Baca juga : Alasan Ukraina Hindari Rusia dan Pilih Bersandar ke Barat
Namun, Perang Dingin tidak menawarkan analogi tunggal untuk situasi di Ukraina saat ini. Sebab saat Perang Dingin, Soviet hanya beroperasi dalam lingkup yang diterima Barat. Misalnya, Truman mengakui kudeta Soviet di Cekoslowakia pada 1948. Sebaliknya, Soviet memahami ketika Presiden AS Dwight D Eisenhower pada 1956 memainkan perannya dalam revolusi Hongaria.
Sebaliknya, saat ini Ukraina merupakan negara merdeka yang kemerdekaannya justru tidak diterima dengan tulus oleh Putin. Dia ingin menempatkan Ukraina dalam orbit Rusia. Namun, Ukraina memiliki hak untuk membentuk kebijakan luar negeri yang independen. Para analis mengatakan, harus ditemukan cara bertindak dan berbicara yang mengakui realitas agresi Rusia tanpa melegitimasinya.
Dengan demikian, wacana "Finlandisasi" Ukraina atau negara pecahan Soviet lainnya, termaskuk Georgia, hampir mungkin takkan diterima Putin. Memaksakan netralitas pada suatu negara yang tidak mau menerimanya, hanya demi menenangkan musuh besar berbahaya, Rusia, akan menjadi langkah berisiko seperti menuruni lereng yang sangat licin.
Hal yang sama mungkin tidak berlaku untuk solusi regional. Misalnya, negara-negara pecahan Soviet secara sukarela menerima status “nonblok” dengan imbalan jaminan keamanan, seperti yang ditawarkan ilmuwan politik Samuel Charap di Foreign Affairs, 7 Februari 2022.
Barat tidak tahu pasti, apakah Putin benar-benar hanya menginginkan kepastian atas apa yang ingin dia klaim, termasuk kini dalam kasus Ukraina. Rancangan perjanjian sepihak yang diedarkan Moskwa pada Desember 2021 berisi serangkaian tuntutan agar diplomasi dapat dimoderasi dan diubah menjadi konsesi timbal balik.
Baca juga : Mencermati Intensi Kremlin di Ukraina
Langkah Washington yang mengakui bahwa NATO tidak memiliki rencana untuk menerima keanggotaan Ukraina dalam waktu dekat, mungkin dapat melunakkan sikap Putin.
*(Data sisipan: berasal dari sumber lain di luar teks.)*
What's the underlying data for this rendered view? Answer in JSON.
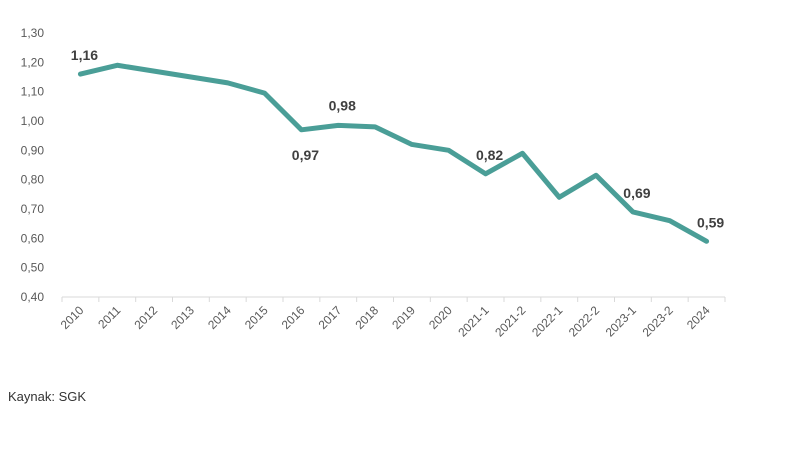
{
  "chart_data": {
    "type": "line",
    "title": "",
    "xlabel": "",
    "ylabel": "",
    "ylim": [
      0.4,
      1.3
    ],
    "yticks": [
      "0,40",
      "0,50",
      "0,60",
      "0,70",
      "0,80",
      "0,90",
      "1,00",
      "1,10",
      "1,20",
      "1,30"
    ],
    "grid": false,
    "legend": "none",
    "line_color": "#4a9e97",
    "categories": [
      "2010",
      "2011",
      "2012",
      "2013",
      "2014",
      "2015",
      "2016",
      "2017",
      "2018",
      "2019",
      "2020",
      "2021-1",
      "2021-2",
      "2022-1",
      "2022-2",
      "2023-1",
      "2023-2",
      "2024"
    ],
    "series": [
      {
        "name": "",
        "values": [
          1.16,
          1.19,
          1.17,
          1.15,
          1.13,
          1.095,
          0.97,
          0.985,
          0.98,
          0.92,
          0.9,
          0.82,
          0.89,
          0.74,
          0.815,
          0.69,
          0.66,
          0.59
        ]
      }
    ],
    "annotations": [
      {
        "index": 0,
        "label": "1,16",
        "position": "above"
      },
      {
        "index": 6,
        "label": "0,97",
        "position": "below"
      },
      {
        "index": 7,
        "label": "0,98",
        "position": "above-right"
      },
      {
        "index": 11,
        "label": "0,82",
        "position": "above"
      },
      {
        "index": 15,
        "label": "0,69",
        "position": "above"
      },
      {
        "index": 17,
        "label": "0,59",
        "position": "above"
      }
    ]
  },
  "source": "Kaynak: SGK"
}
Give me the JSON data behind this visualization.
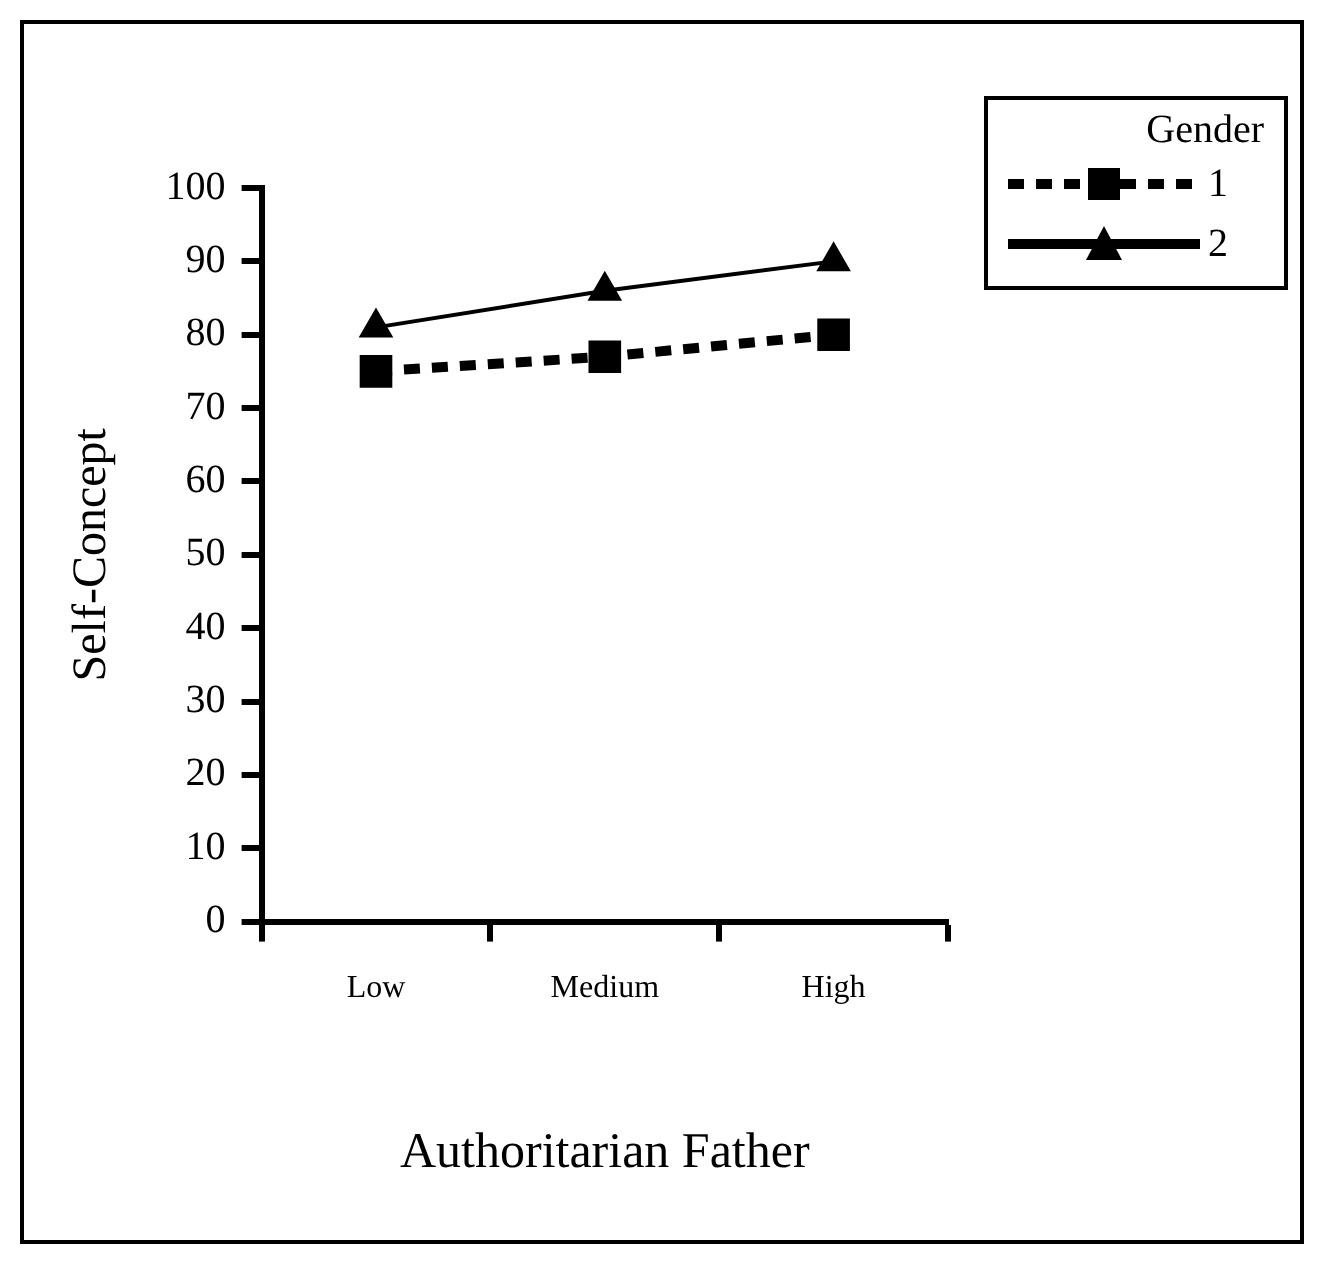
{
  "chart_data": {
    "type": "line",
    "xlabel": "Authoritarian Father",
    "ylabel": "Self-Concept",
    "legend_title": "Gender",
    "categories": [
      "Low",
      "Medium",
      "High"
    ],
    "series": [
      {
        "name": "1",
        "color": "#000000",
        "values": [
          75,
          77,
          80
        ],
        "marker": "square",
        "line_style": "dashed"
      },
      {
        "name": "2",
        "color": "#000000",
        "values": [
          81,
          86,
          90
        ],
        "marker": "triangle",
        "line_style": "solid"
      }
    ],
    "ylim": [
      0,
      100
    ],
    "yticks": [
      0,
      10,
      20,
      30,
      40,
      50,
      60,
      70,
      80,
      90,
      100
    ],
    "grid": false,
    "legend": "top right"
  }
}
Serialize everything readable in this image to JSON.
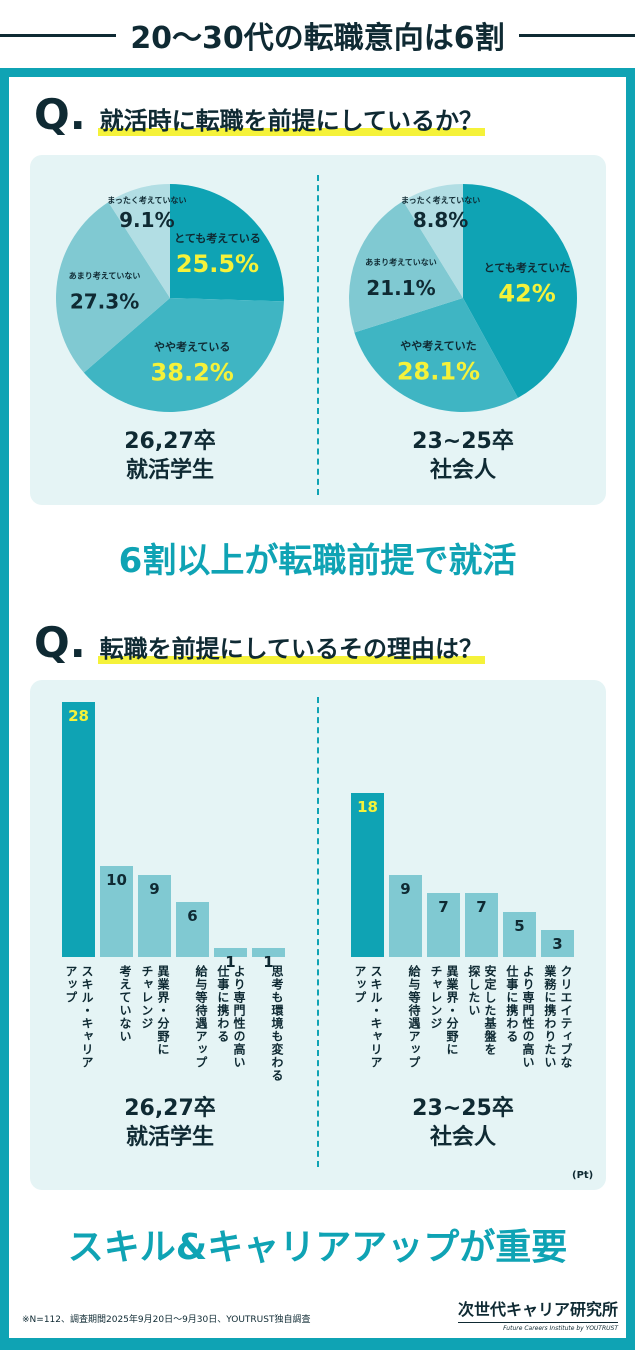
{
  "title": "20〜30代の転職意向は6割",
  "q1": {
    "mark": "Q.",
    "text": "就活時に転職を前提にしているか？"
  },
  "q2": {
    "mark": "Q.",
    "text": "転職を前提にしているその理由は？"
  },
  "headline1": "6割以上が転職前提で就活",
  "headline2": "スキル&キャリアアップが重要",
  "unit": "(Pt)",
  "note": "※N=112、調査期間2025年9月20日〜9月30日、YOUTRUST独自調査",
  "logo": {
    "name": "次世代キャリア研究所",
    "sub": "Future Careers Institute by YOUTRUST"
  },
  "colors": {
    "dark": "#0fa3b4",
    "mid": "#3fb5c3",
    "light": "#80c9d2",
    "pale": "#b2dee4",
    "highlight": "#f5f23a",
    "text": "#0f2a33"
  },
  "chart_data": [
    {
      "type": "pie",
      "caption": "26,27卒\n就活学生",
      "slices": [
        {
          "label": "とても考えている",
          "value": 25.5,
          "display": "25.5%"
        },
        {
          "label": "やや考えている",
          "value": 38.2,
          "display": "38.2%"
        },
        {
          "label": "あまり考えていない",
          "value": 27.3,
          "display": "27.3%"
        },
        {
          "label": "まったく考えていない",
          "value": 9.1,
          "display": "9.1%"
        }
      ]
    },
    {
      "type": "pie",
      "caption": "23~25卒\n社会人",
      "slices": [
        {
          "label": "とても考えていた",
          "value": 42,
          "display": "42%"
        },
        {
          "label": "やや考えていた",
          "value": 28.1,
          "display": "28.1%"
        },
        {
          "label": "あまり考えていない",
          "value": 21.1,
          "display": "21.1%"
        },
        {
          "label": "まったく考えていない",
          "value": 8.8,
          "display": "8.8%"
        }
      ]
    },
    {
      "type": "bar",
      "caption": "26,27卒\n就活学生",
      "unit": "Pt",
      "categories": [
        "スキル・キャリア\nアップ",
        "考えていない",
        "異業界・分野に\nチャレンジ",
        "給与等待遇アップ",
        "より専門性の高い\n仕事に携わる",
        "思考も環境も変わる"
      ],
      "values": [
        28,
        10,
        9,
        6,
        1,
        1
      ]
    },
    {
      "type": "bar",
      "caption": "23~25卒\n社会人",
      "unit": "Pt",
      "categories": [
        "スキル・キャリア\nアップ",
        "給与等待遇アップ",
        "異業界・分野に\nチャレンジ",
        "安定した基盤を\n探したい",
        "より専門性の高い\n仕事に携わる",
        "クリエイティブな\n業務に携わりたい"
      ],
      "values": [
        18,
        9,
        7,
        7,
        5,
        3
      ]
    }
  ]
}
Sebab jika memasukkan Ukraina sebagai anggota NATO, Barat akan terikat komitmen menjamin pertahanan Ukraina. Maka, komitmen itu sebaiknya tidak perlu diwujudkan untuk menghindari serangan atau invasi militer Rusia terhadap Ukraina.
Prioritas tertinggi AS harus mencegah perang dan memastikan Ukraina tetap menjadi masyarakat bebas. Langkah yang sama yang mesti dilakukan Rusia dengan menerima kenyataan bahwa Ukraina dapat menjadi negara penyangga yang mempertemukan dua kekuatan, AS dan Rusia, tanpa rasa saling curiga seperti halnya. Peran ini telah dimainkan Finlandia pada masa Perang Dingin.
Apakah itu mungkin? Sangat mungkin jika dilandasi bangunan komunikasi diplomasi yang setara dan saling menghargai.